But find it at last I did, and last evening sitting nestled comfortably in my dangerously over-stuffed garage (which I heat and keep a comfortable chair in for just these matters) I read Campbell's classic creepy story for the first time in decades. Needless to say the walk back into the house in the cold darkness was maybe, perhaps a tiny bit more uncomfortable than normal. Great little tale of creeping paranoia this one is.
The tale of an isolated party of Antarctic professional explorers isolated with a dangerous and deadly and recently re-quickened shape-shifting alien from twenty-five million years before and no counting how many miles is a classic scenario, rarely to be matched.

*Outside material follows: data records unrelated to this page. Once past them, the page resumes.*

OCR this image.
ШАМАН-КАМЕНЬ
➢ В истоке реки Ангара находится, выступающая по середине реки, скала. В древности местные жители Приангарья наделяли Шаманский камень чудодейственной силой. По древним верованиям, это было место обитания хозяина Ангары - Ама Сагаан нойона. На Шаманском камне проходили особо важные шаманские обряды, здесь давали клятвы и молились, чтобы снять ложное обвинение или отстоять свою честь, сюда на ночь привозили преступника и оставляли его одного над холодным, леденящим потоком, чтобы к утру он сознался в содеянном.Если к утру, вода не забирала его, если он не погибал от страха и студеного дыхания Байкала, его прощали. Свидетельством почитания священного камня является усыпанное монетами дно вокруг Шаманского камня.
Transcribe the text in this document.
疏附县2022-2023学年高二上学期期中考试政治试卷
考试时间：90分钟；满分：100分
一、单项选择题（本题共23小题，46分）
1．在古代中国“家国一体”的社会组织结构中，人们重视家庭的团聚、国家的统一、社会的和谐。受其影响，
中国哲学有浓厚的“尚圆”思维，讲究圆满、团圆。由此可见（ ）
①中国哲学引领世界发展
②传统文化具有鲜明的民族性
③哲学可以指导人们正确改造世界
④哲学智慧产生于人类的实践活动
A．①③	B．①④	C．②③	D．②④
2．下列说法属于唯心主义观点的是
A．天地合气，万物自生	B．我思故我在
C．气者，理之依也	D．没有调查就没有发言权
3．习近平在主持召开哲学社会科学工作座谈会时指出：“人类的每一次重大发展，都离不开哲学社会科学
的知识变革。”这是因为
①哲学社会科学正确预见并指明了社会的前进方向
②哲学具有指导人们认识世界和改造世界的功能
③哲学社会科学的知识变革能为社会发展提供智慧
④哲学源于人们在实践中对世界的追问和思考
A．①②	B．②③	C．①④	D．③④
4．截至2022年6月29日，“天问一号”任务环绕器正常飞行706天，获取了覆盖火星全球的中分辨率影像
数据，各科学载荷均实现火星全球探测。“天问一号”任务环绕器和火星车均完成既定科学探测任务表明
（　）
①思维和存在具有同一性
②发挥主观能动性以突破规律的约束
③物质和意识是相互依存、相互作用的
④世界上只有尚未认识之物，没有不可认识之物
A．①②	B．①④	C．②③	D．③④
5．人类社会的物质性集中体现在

If you would like to read it, it turns out it is available online at this very nifty location. Why I didn't stumble across this resource earlier this summer is anyone's guess. But by all means check it out.
|From Doc Savage Fantasy Covers|
One of the most intriguing things about the story which I've come across in more recent years is the notion that it is a stealth Doc Savage adventure, Doc being in reality the main character "McReady" (played by Kurt Russell in the John Carpenter movie). I was always rather skeptical, but after reading this tale again, notably published by Conde Nast, the company which holds and still guards the Doc Savage copyright, in Astounding Science Fiction in 1938 it makes me wonder.
McReady is very directly described as a giant man of bronze with bronze hair and eyes and his role in the story is perfectly consistent with what a young and somewhat less experienced Doc might've done in that situation. According to the Wold Newton chronology this tale would've happened prior to Doc forming the Fab Five and officially beginning his good works. I'm sure it a mere coincidence, but it's an above average tantalizing one. If it were a Doc story, it might bear the title "The Three-Eyed Goblin" or "The Twenty-Five Million Year Menace".
"Who Goes There?" is a danged good yarn, one that strikes closer to who we think we are than we like.